Design: A literature search was conducted across several databases to identify papers published between 2000 and September 2024. We selected 18 publications that considered DFS and OS as primary or secondary outcomes in patients with RAS/BRAF mutations and MSI following CRS-HIPEC treatment. Studies involving appendiceal cancer, peritoneal disease from non-CRC, pediatric patients, or subjects not treated with CRS-HIPEC were excluded.
Results: Most studies suggest that RAS and BRAF mutations have a negative influence on survival outcomes. While inconsistencies exist, RAS mutations are generally associated with worse DFS. Specific KRAS subtypes such as KRASMUT2 or KRAS G12V and the BRAF V600 variant correlate with poorer prognosis.
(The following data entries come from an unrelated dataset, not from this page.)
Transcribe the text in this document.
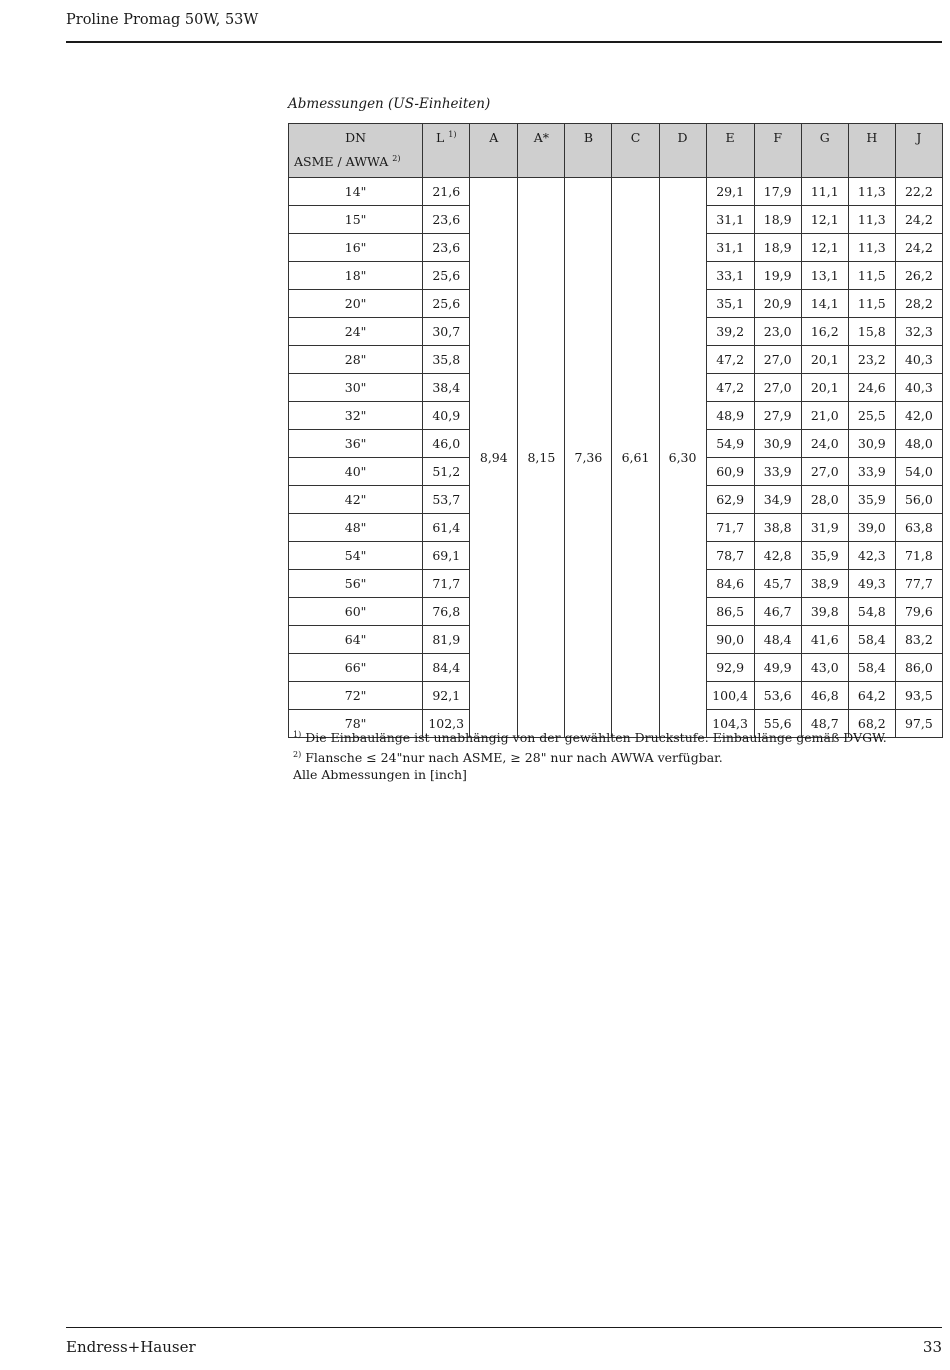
Proline Promag 50W, 53W
Abmessungen (US-Einheiten)
DN
ASME / AWWA $^{2)}$	L $^{1)}$	A	A*	B	C	D	E	F	G	H	J
14"	21,6	8,94	8,15	7,36	6,61	6,30	29,1	17,9	11,1	11,3	22,2
15"	23,6						31,1	18,9	12,1	11,3	24,2
16"	23,6						31,1	18,9	12,1	11,3	24,2
18"	25,6						33,1	19,9	13,1	11,5	26,2
20"	25,6						35,1	20,9	14,1	11,5	28,2
24"	30,7						39,2	23,0	16,2	15,8	32,3
28"	35,8						47,2	27,0	20,1	23,2	40,3
30"	38,4						47,2	27,0	20,1	24,6	40,3
32"	40,9						48,9	27,9	21,0	25,5	42,0
36"	46,0						54,9	30,9	24,0	30,9	48,0
40"	51,2						60,9	33,9	27,0	33,9	54,0
42"	53,7						62,9	34,9	28,0	35,9	56,0
48"	61,4						71,7	38,8	31,9	39,0	63,8
54"	69,1						78,7	42,8	35,9	42,3	71,8
56"	71,7						84,6	45,7	38,9	49,3	77,7
60"	76,8						86,5	46,7	39,8	54,8	79,6
64"	81,9						90,0	48,4	41,6	58,4	83,2
66"	84,4						92,9	49,9	43,0	58,4	86,0
72"	92,1						100,4	53,6	46,8	64,2	93,5
78"	102,3						104,3	55,6	48,7	68,2	97,5
$^{1)}$ Die Einbaulänge ist unabhängig von der gewählten Druckstufe. Einbaulänge gemäß DVGW.
$^{2)}$ Flansche ≤ 24"nur nach ASME, ≥ 28" nur nach AWWA verfügbar.
Alle Abmessungen in [inch]
Endress+Hauser	33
MSI status appears to attenuate the adverse effects of RAS/BRAF mutations on survival, although conflicting data persist.
Conclusion: RAS and BRAF mutations correlate with poorer outcomes in PM-CRC, underscoring the need for mutation-informed strategies to refine HIPEC and systemic therapies. Recognizing subtypes may improve patient selection for CRS-HIPEC, optimizing both local disease control and long-term survival. Future research should incorporate these molecular profiles to enhance therapeutic decision-making and better address this challenging condition.